At the beginning of 2018, new challenges are noted for VLCC owners. Rates are sluggish, with insufficient volumes and an oversupply of tonnage being the main reason, a Fearnleys report says.
Specifically, the Suezmax market has seen limited action, with Wafr being particularly quiet. Tonnage lists have increased in the West and it will take a lot of volume to decrease the current vessel availability.
In the North Sea and Baltic, rates did not change as we entered into 2018. Charterers are still fixing on 2017 world scale, but they must be careful, as flat rates wary a lot, due to the exchange rate in local currency to the USD. The expected ice in Baltic will also move rates for 3rd decade January loading.
In the Mediterranean and Black Sea the year started with a long tonnage list and almost no activity, with no improvement expected soon. In the Black Sea, cargoes are already covered up to the third decade, with Turkish straits delays stable around 5-7 days. Handies trading in the Mediterranean have not seen much excitement in the last few days and rates are unchanged since Christmas.

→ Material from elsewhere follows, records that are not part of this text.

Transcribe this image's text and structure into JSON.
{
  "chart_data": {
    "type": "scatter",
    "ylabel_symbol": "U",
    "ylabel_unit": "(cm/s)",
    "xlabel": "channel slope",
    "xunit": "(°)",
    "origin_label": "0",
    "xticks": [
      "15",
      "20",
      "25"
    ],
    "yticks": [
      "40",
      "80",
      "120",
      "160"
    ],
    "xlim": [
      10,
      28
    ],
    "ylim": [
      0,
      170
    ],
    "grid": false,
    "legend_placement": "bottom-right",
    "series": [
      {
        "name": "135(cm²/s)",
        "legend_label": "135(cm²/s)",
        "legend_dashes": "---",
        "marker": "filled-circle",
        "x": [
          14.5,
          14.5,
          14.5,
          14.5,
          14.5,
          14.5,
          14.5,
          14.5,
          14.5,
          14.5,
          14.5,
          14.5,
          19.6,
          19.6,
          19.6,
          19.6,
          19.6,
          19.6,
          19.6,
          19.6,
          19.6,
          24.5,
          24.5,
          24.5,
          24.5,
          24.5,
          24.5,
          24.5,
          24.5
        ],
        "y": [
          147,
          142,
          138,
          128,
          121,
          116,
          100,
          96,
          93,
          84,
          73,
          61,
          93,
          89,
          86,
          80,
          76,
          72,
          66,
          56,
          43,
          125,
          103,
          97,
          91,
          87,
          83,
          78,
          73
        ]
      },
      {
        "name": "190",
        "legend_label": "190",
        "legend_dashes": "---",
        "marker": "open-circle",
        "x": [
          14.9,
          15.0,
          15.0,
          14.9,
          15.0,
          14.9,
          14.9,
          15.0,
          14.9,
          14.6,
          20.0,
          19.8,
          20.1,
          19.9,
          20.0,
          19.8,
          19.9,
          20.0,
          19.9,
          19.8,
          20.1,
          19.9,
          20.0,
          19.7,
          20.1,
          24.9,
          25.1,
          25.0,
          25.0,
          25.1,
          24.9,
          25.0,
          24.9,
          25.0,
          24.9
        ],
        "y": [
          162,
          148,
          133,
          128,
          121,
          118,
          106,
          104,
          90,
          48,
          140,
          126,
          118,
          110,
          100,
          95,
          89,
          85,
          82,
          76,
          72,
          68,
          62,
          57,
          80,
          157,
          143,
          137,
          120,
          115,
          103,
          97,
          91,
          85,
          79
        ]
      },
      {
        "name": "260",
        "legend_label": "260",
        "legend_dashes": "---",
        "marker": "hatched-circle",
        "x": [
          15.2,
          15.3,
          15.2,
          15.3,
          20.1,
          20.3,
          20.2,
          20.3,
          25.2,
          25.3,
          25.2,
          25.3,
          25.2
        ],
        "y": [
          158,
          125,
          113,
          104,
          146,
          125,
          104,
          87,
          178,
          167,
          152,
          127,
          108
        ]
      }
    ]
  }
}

In the east of Suez, the market has not been good. Rates are at low levels and owners have not been able to put any pressure on charterers in order to improve earnings. In the opposite, the west of Suez saw a better start, with MR’s trading to the US having been maintained in pre-Christmas levels.
Finally, Far East had the same year start with east of Suez, as well. The short haul MR voyage from south Korea to Japan has gradually dropped from $390 to $260, whilst the MR voyage from Singapore to Japan is at ws 140, Fearnleys concludes.